Paul Verhoeven returns to the past — his and ours — in the Holocaust thriller Black Book

By the time of his last American production, 2000’s deliciously kinky invisible-man story, Hollow Man, Verhoeven also realized he’d become typecast as “a science-fiction-action director, expensive and not very reliable.” Yet, to assemble a film of Black Book’s scale — small by Hollywood standards but enormous by European ones — without the backing of an American studio was no mean feat. The film went into production in 2005 with an elaborate co-production deal that involved financing from Dutch, Belgian, German and British sources, plus a variety of tax-credit deals and other incentives that Verhoeven describes as “a financial mosaic that at every moment seems about to fall apart.” But Black Bookheld together and, even before it opens in North America, has already been a massive hit in Holland and performed strongly in other international territories.
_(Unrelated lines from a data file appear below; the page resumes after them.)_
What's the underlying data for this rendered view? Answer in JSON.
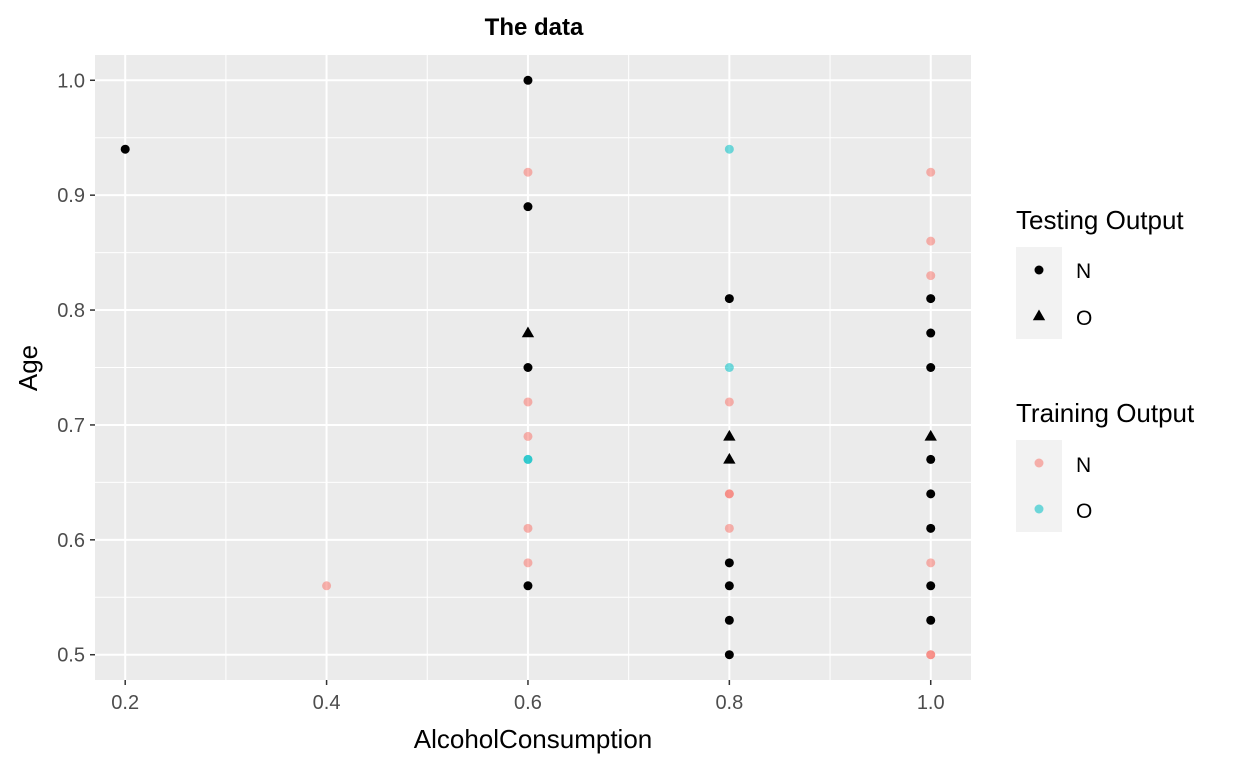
{
  "chart_data": {
    "type": "scatter",
    "title": "The data",
    "xlabel": "AlcoholConsumption",
    "ylabel": "Age",
    "xlim": [
      0.17,
      1.04
    ],
    "ylim": [
      0.478,
      1.022
    ],
    "x_ticks": [
      "0.2",
      "0.4",
      "0.6",
      "0.8",
      "1.0"
    ],
    "y_ticks": [
      "0.5",
      "0.6",
      "0.7",
      "0.8",
      "0.9",
      "1.0"
    ],
    "grid": true,
    "legend_position": "right",
    "colors": {
      "panel_bg": "#EBEBEB",
      "grid": "#FFFFFF",
      "training_N": "#F8766D",
      "training_O": "#00BFC4",
      "testing": "#000000"
    },
    "legends": [
      {
        "title": "Testing Output",
        "entries": [
          {
            "label": "N",
            "shape": "circle"
          },
          {
            "label": "O",
            "shape": "triangle"
          }
        ]
      },
      {
        "title": "Training Output",
        "entries": [
          {
            "label": "N",
            "color": "#F8766D"
          },
          {
            "label": "O",
            "color": "#00BFC4"
          }
        ]
      }
    ],
    "series": [
      {
        "name": "Training Output: N",
        "points": [
          [
            0.4,
            0.56
          ],
          [
            0.6,
            0.92
          ],
          [
            0.6,
            0.72
          ],
          [
            0.6,
            0.69
          ],
          [
            0.6,
            0.61
          ],
          [
            0.6,
            0.58
          ],
          [
            0.8,
            0.72
          ],
          [
            0.8,
            0.64
          ],
          [
            0.8,
            0.64
          ],
          [
            0.8,
            0.61
          ],
          [
            1.0,
            0.92
          ],
          [
            1.0,
            0.86
          ],
          [
            1.0,
            0.83
          ],
          [
            1.0,
            0.58
          ],
          [
            1.0,
            0.5
          ],
          [
            1.0,
            0.5
          ]
        ]
      },
      {
        "name": "Training Output: O",
        "points": [
          [
            0.6,
            0.67
          ],
          [
            0.6,
            0.67
          ],
          [
            0.8,
            0.94
          ],
          [
            0.8,
            0.75
          ]
        ]
      },
      {
        "name": "Testing Output: N",
        "points": [
          [
            0.2,
            0.94
          ],
          [
            0.6,
            1.0
          ],
          [
            0.6,
            0.89
          ],
          [
            0.6,
            0.75
          ],
          [
            0.6,
            0.56
          ],
          [
            0.8,
            0.81
          ],
          [
            0.8,
            0.58
          ],
          [
            0.8,
            0.56
          ],
          [
            0.8,
            0.53
          ],
          [
            0.8,
            0.5
          ],
          [
            1.0,
            0.81
          ],
          [
            1.0,
            0.78
          ],
          [
            1.0,
            0.75
          ],
          [
            1.0,
            0.67
          ],
          [
            1.0,
            0.64
          ],
          [
            1.0,
            0.61
          ],
          [
            1.0,
            0.56
          ],
          [
            1.0,
            0.53
          ]
        ]
      },
      {
        "name": "Testing Output: O",
        "points": [
          [
            0.6,
            0.78
          ],
          [
            0.8,
            0.69
          ],
          [
            0.8,
            0.67
          ],
          [
            1.0,
            0.69
          ]
        ]
      }
    ]
  }
}
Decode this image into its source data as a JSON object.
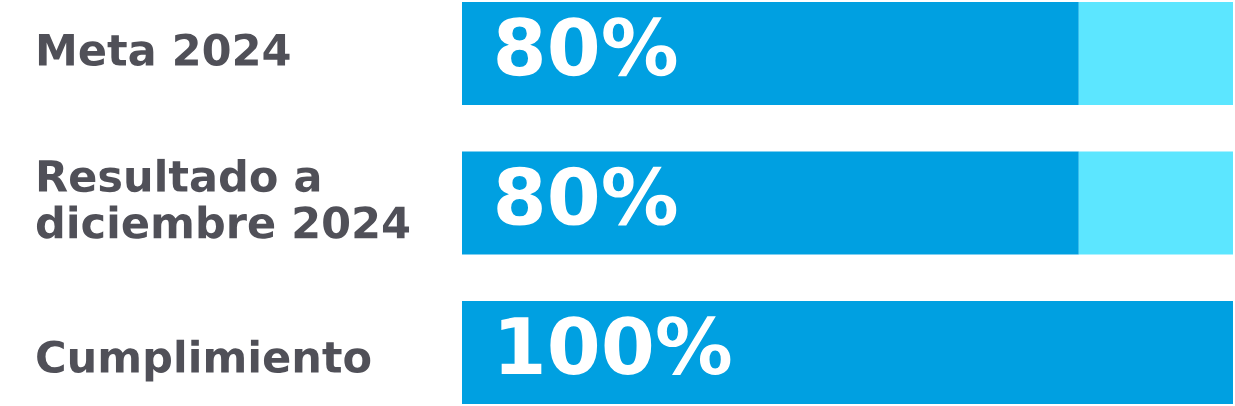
{
  "chart_data": {
    "type": "bar",
    "orientation": "horizontal",
    "stacked": true,
    "categories": [
      "Meta 2024",
      "Resultado a\ndiciembre 2024",
      "Cumplimiento"
    ],
    "series": [
      {
        "color": "#00a0e1",
        "values": [
          80,
          80,
          100
        ],
        "value_labels": [
          "80%",
          "80%",
          "100%"
        ]
      },
      {
        "color": "#5ce6ff",
        "values": [
          20,
          20,
          0
        ]
      }
    ]
  }
}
That doesn’t mean, though, that Verhoeven, who continues to reside in Los Angeles, has turned his back on America. “I never changed location,” he says with a smile. “I just took a sabbatical.” His next movie, The Winter Queen, which he hopes to shoot this summer, will be filmed in English, though the financing was again assembled independently. “It’s from a Russian novel [Azazel, by Boris Akunin] that my daughter discovered — a detective story that’s pretty edgy but also quite charming, so it’s really a step away from the more realistic darkness of this movie and toward another world.” Perhaps by then, Hollywood will have picked up on the fact that Paul Verhoeven is anything but a one-trick pony. “At least,” he reasons, “it’s good for them to know I can also work for $20 million and direct actors.”

Black Book opens Wednesday, April 4, in Los Angeles theaters.